Opening with an orgy of rapid-fire, low-res footage, the film hypes cutting-edge bugging devices even as it conveys the terror of being stalked by the superspy National Security Agency. Will Smith plays the unwitting mark, but the real star of this movie is its look: semioticians might call it hyperreality, but Bruckheimer has a snappier tag: virality.
"It's borrowed from those cop shows that use real imagery," the producer of Armageddonand other high-tech blockbusters explains. "What we do is stylize that imagery, speed it up, color it, degenerate it to make it look almost like art. It's exciting and it creates an anxiety, because your eye is so conditioned from having seen it so many times that you think something will happen."

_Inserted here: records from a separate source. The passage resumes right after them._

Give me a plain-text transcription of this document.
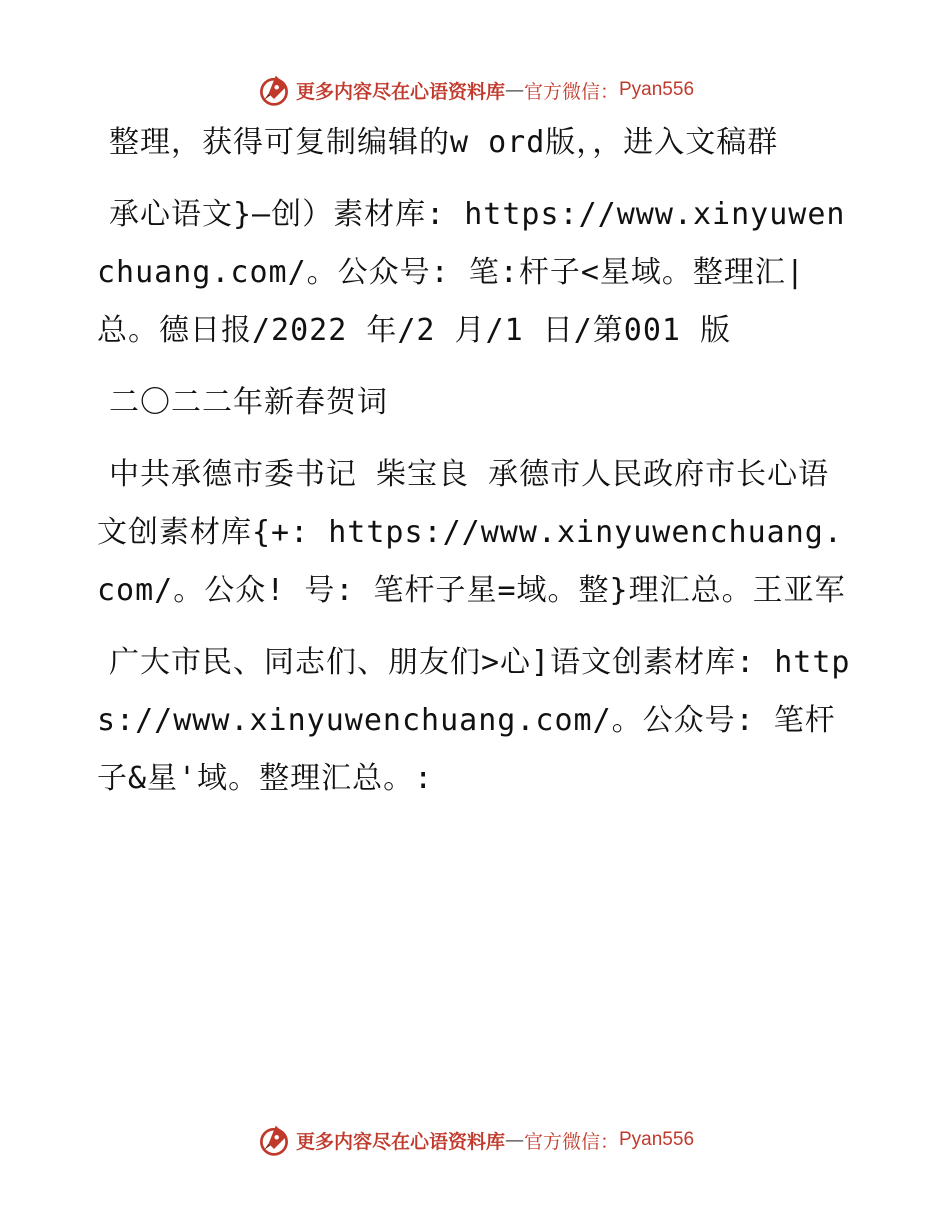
更多内容尽在心语资料库 — 官方微信： Pyan556

整理，获得可复制编辑的w ord版，，进入文稿群

承心语文}—创）素材库: https://www.xinyuwenchuang.com/。公众号: 笔:杆子<星域。整理汇|总。德日报/2022 年/2 月/1 日/第001 版

二〇二二年新春贺词

中共承德市委书记 柴宝良 承德市人民政府市长心语文创素材库{+: https://www.xinyuwenchuang.com/。公众! 号: 笔杆子星=域。整}理汇总。王亚军

广大市民、同志们、朋友们>心]语文创素材库: https://www.xinyuwenchuang.com/。公众号: 笔杆子&星'域。整理汇总。:

更多内容尽在心语资料库 — 官方微信： Pyan556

While civil libertarians focus on the tangible threat of spycams not to mention the FBI's new license to bug any phone it deems relevant to a criminal case the most troubling aspect of our surveillance society is its transformation into spectacle. Nothing has done more to make the invasion of privacy palatable, and even arousing, than the riveting new television format known as "reality programming." Call it SPY-TV, a heady mix of monitoring and entertainment that glosses over the anxiety about being spied upon with a more seductive emotion: voyeuristic delight.
Lately, SPY-TV has taken over the tube. About 45 hours a week are devoted to shows that recycle video from police proceedings, emergency rooms, courtrooms, even workplaces and that's not counting the many Hard Copyimitators that hinge on hidden-camera footage. Grab the remote and you can run with the Rescue Squad, huddle with the brain surgeons in Trauma, or tag along with Copsas they collar the underclass. Playing authority is fun!

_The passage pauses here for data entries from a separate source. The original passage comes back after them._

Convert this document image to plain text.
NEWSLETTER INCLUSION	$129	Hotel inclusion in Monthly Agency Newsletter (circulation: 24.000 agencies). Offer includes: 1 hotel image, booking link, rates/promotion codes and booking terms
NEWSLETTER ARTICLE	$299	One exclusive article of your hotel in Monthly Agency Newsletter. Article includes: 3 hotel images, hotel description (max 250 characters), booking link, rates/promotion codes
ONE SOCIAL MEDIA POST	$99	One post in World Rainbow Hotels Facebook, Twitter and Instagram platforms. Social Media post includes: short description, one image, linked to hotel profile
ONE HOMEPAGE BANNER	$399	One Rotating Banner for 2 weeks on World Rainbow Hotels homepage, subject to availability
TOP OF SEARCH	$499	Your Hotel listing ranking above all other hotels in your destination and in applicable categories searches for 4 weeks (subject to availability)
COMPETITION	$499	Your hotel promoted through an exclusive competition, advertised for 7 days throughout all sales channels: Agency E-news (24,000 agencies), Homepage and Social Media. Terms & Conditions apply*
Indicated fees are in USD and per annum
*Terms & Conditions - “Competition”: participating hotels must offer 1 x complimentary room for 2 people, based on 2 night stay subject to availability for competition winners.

But so is checking out the corpse carving in Autopsy: Confession of a Medical Examiner, or watching errant employees get Busted on the Job. During sweeps month last spring, FOX News put hidden cameras in local men's rooms to monitor cruising, but that was nothing next to 60 Minutes' second-highest-rated broadcast: Jack Kevorkian's deathshow.
Not everyone who stars in these surveillance spectacles volunteers. Your remains can end up on TV if they figure in a criminal case, and if you're convicted of a crime, any footage of your arrest is probably up for grabs. This spring, the Supreme Court will decide whether police can allow intrusive reporters to ride along on raids. The Justices will hear the case of a couple who were sitting around in their nightclothes when police burst through their door with a TV crew in tow. The ruling could have landmark implications for the right to be free from media invaders.

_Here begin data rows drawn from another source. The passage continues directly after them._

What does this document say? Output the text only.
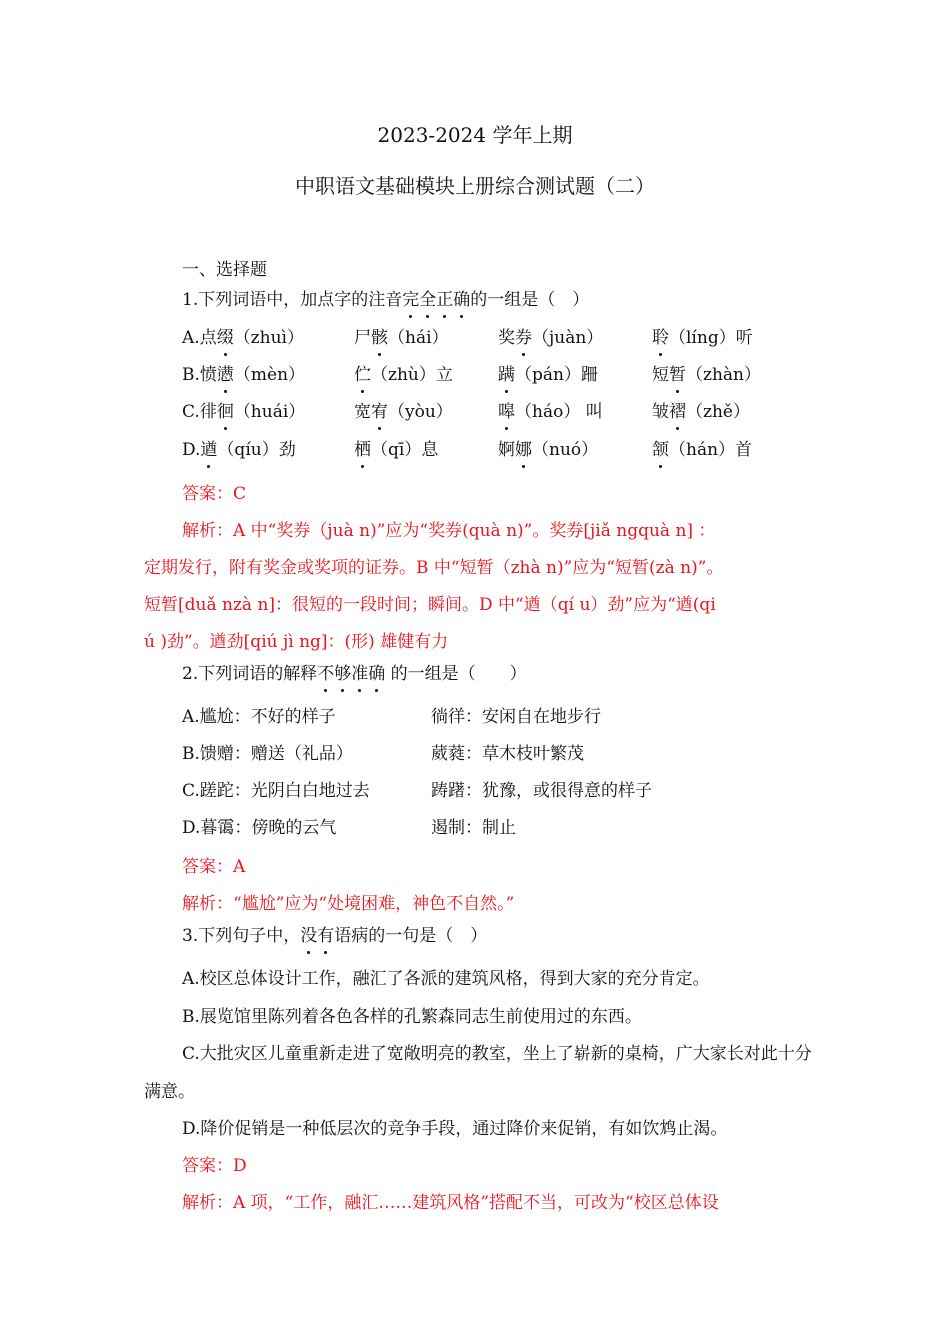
2023-2024 学年上期
中职语文基础模块上册综合测试题（二）
一、选择题
1.下列词语中，加点字的注音完全正确的一组是（　）
A.点缀（zhuì）	尸骸（hái）	奖券（juàn）	聆（líng）听
B.愤懑（mèn）	伫（zhù）立	蹒（pán）跚	短暂（zhàn）
C.徘徊（huái）	宽宥（yòu）	嗥（háo） 叫	皱褶（zhě）
D.遒（qíu）劲	栖（qī）息	婀娜（nuó）	颔（hán）首
答案：C
解析：A 中“奖券（juà n)”应为“奖券(quà n)”。奖券[jiǎ ngquà n] ：
定期发行，附有奖金或奖项的证券。B 中“短暂（zhà n)”应为“短暂(zà n)”。
短暂[duǎ nzà n]：很短的一段时间；瞬间。D 中“遒（qí u）劲”应为“遒(qi
ú )劲”。遒劲[qiú jì ng]：(形) 雄健有力
2.下列词语的解释不够准确 的一组是（　　）
A.尴尬：不好的样子	徜徉：安闲自在地步行
B.馈赠：赠送（礼品）	葳蕤：草木枝叶繁茂
C.蹉跎：光阴白白地过去	踌躇：犹豫，或很得意的样子
D.暮霭：傍晚的云气	遏制：制止
答案：A
解析：“尴尬”应为“处境困难，神色不自然。”
3.下列句子中，没有语病的一句是（　）
A.校区总体设计工作，融汇了各派的建筑风格，得到大家的充分肯定。
B.展览馆里陈列着各色各样的孔繁森同志生前使用过的东西。
C.大批灾区儿童重新走进了宽敞明亮的教室，坐上了崭新的桌椅，广大家长对此十分满意。
D.降价促销是一种低层次的竞争手段，通过降价来促销，有如饮鸩止渴。
答案：D
解析：A 项，“工作，融汇……建筑风格”搭配不当，可改为“校区总体设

But the most striking thing about SPY-TV is that many of its subjects give their consent. "It was nice to watch, because there's a lot from that time I don't remember," says the star of a parachuting accident who ended up on The Learning Channel. His only regret was that his major surgery was cut from the show. Still, "Everybody I know watched it. I got a lot of cards from people from the past, people I hadn't seen in years." The network was also pleased; the accident which left him in a coma for five weeks drew more viewers than the World Series.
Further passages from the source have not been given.